In the summer of 1984 the British Council invited my Mother to go on a tour of the People’s Republic of China – which back then was just coming out of the grip of Mao Tse Tung’s dictatorship. The idea was that a delegation of British publishers would meet their Chinese counterparts. She later told me that most of the Chinese publishers insisted that they met up in her hotel as they were too ashamed to show their offices. After the China trip she had booked a flight from Beijing to Thailand where she was going to meet up with Stewart for a romantic two week break.

My introduction to Asia was totally unexpected. I was working as a labourer for Stewart, renovating a terraced house in Edinburgh. My job was to break up big stones, shovel the rubble into sacks, carry these to the street and empty them into a skip. It was hard, filthy work but there were plenty of jokes (and joints) floating around and I imagined it was making me tougher. I remember seeing a street sweeper pushing his brush, enjoying the sunshine, and me thinking: Now that’s a cushy number.

I wasn’t earning enough on the building site so I got a second job – washing dishes in a restaurant. My boss was the sous-chef, a dictatorial Turk who enjoyed shouting at me. By the second night the sous-chef was no longer there and the chef yelled at me as soon as I walked in:

– Where the hell is that useless Turk?

– No idea.

– Can you cook?

– Me?

– Get over here and start making salads!

– I’m just the dish washer.

– Screw the dishes, get over here. Now!

He grabbed a handful of lettuce and threw individual leaves, very precisely, onto a line of plates that were neatly lined up on the stainless steel counter. Then he showed me a huge jug in which the salad dressing was kept. My task was to prepare these side salads, drip a blob of vinaigrette onto them, wait for the main dish to be dropped on the plate and then get them out to the waitresses. The speed, atmosphere and swear words were exhilarating.
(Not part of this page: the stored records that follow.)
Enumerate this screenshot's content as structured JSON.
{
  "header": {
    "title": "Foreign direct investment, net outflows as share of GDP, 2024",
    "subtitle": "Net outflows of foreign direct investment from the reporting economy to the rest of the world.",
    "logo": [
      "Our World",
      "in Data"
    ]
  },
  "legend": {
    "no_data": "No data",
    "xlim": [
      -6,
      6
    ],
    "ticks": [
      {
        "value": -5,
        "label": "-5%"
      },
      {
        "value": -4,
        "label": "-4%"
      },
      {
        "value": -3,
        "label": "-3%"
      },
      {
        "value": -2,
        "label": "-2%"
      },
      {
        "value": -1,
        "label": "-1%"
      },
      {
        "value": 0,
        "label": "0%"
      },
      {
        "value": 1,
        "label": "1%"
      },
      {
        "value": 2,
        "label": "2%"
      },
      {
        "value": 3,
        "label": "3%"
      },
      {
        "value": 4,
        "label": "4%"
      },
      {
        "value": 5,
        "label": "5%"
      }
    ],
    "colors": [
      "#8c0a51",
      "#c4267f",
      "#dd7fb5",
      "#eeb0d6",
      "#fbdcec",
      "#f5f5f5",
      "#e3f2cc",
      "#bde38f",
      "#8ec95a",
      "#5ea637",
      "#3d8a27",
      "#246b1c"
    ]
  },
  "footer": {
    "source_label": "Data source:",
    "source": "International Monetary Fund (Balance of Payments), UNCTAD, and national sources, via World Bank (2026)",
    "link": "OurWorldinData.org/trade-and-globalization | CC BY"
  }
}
After that second night in the kitchen I decided to celebrate my promotion by going out to get drunk. There was no way I could go straight to bed after working until 2am and Edinburgh has always been a great city to go boozing in. Later that night I ran into Najma, a beautiful dark-skinned former girlfriend of my brother Moona, and we ended up drinking far too much beer. We both staggered back to my place, singing and swaying and shouting.

We got into the house and I put an LP on the record player. My brother Moona popped his head into the room and said:

– What the hell are you doing?

– Come and join us? We’re gonna make a joint.
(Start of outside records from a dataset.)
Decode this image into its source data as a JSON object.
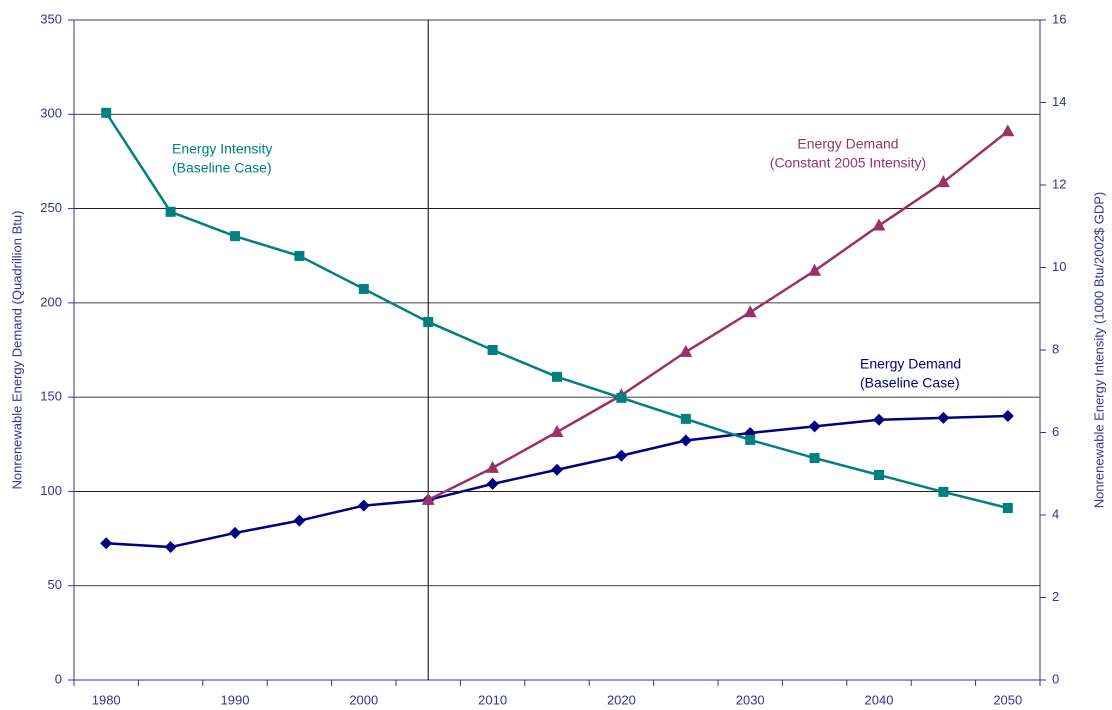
{
  "chart_data": {
    "type": "line",
    "ylabel": "Nonrenewable Energy Demand (Quadrillion Btu)",
    "y2label": "Nonrenewable Energy Intensity (1000 Btu/2002$ GDP)",
    "categories": [
      "1980",
      null,
      "1990",
      null,
      "2000",
      null,
      "2010",
      null,
      "2020",
      null,
      "2030",
      null,
      "2040",
      null,
      "2050"
    ],
    "ylim": [
      0,
      350
    ],
    "yticks": [
      0,
      50,
      100,
      150,
      200,
      250,
      300,
      350
    ],
    "y2lim": [
      0,
      16
    ],
    "y2ticks": [
      0,
      2,
      4,
      6,
      8,
      10,
      12,
      14,
      16
    ],
    "grid": true,
    "series": [
      {
        "label": [
          "Energy Demand",
          "(Baseline Case)"
        ],
        "color": "#000080",
        "marker": "diamond",
        "values": [
          72.5,
          70.5,
          78,
          84.5,
          92.5,
          95.5,
          104,
          111.5,
          119,
          127,
          131,
          134.5,
          138,
          139,
          140
        ]
      },
      {
        "label": [
          "Energy Demand",
          "(Constant 2005 Intensity)"
        ],
        "color": "#993366",
        "marker": "triangle",
        "values": [
          null,
          null,
          null,
          null,
          null,
          95.5,
          112.5,
          131.5,
          151,
          174,
          195,
          217,
          241,
          264,
          291
        ]
      },
      {
        "label": [
          "Energy Intensity",
          "(Baseline Case)"
        ],
        "color": "#008080",
        "marker": "square",
        "axis": "y2",
        "values": [
          13.75,
          11.35,
          10.76,
          10.28,
          9.48,
          8.68,
          8.0,
          7.35,
          6.84,
          6.33,
          5.82,
          5.38,
          4.97,
          4.56,
          4.17
        ]
      }
    ]
  }
}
Moona, my youngest brother, was only about 16 at the time – and that night he started behaving like an adult. He calmly turned off the music, sat down beside me and started talking, as if giving a pep talk at a sports game:

– You know Stewart is going to Thailand tomorrow morning?

– Yeah…

– And he’ll be there for two weeks, with the Boss [our Mother]. This is the first time in ages that we will have the place to ourselves.

– Yeah, s’pose so.

– And you’re blowing it. Coming in here at this time, making that racket. You’re gonna wake him up and freak him out. Either shut up of get outta here. Please.

But it was too late. Stewart’s face then appeared through the door with an intense look that said I’m wide awake, fully alert and haven’t slept a wink. He asked me to come upstairs and then told me to get into the bath. I protested. I didn’t want a bath, especially with him watching. And what about the beautiful drunken girl that I’d left downstairs? He told me I needed to sober-up fast. I said I needed to go to bed. He ran the bath and went to get me a cup of coffee.

Then he hit me with a bombshell: he wanted me to go to Thailand instead of him. My befuddled brain couldn’t comprehend this so I got into the bath and listened:

– I have a plane ticket for Bangkok leaving at seven this morning [Stewart paused and looked at his watch]. We’ve got less than three hours. Rupert, I want you on that plane instead of me.

– What?

– I’ve been thinking about it all night. I can’t leave Moona on his own here, he’s only 16. You’re in no state to look after him. Your Mother would enjoy a holiday with you, and you want to travel. I’m giving you a free ticket.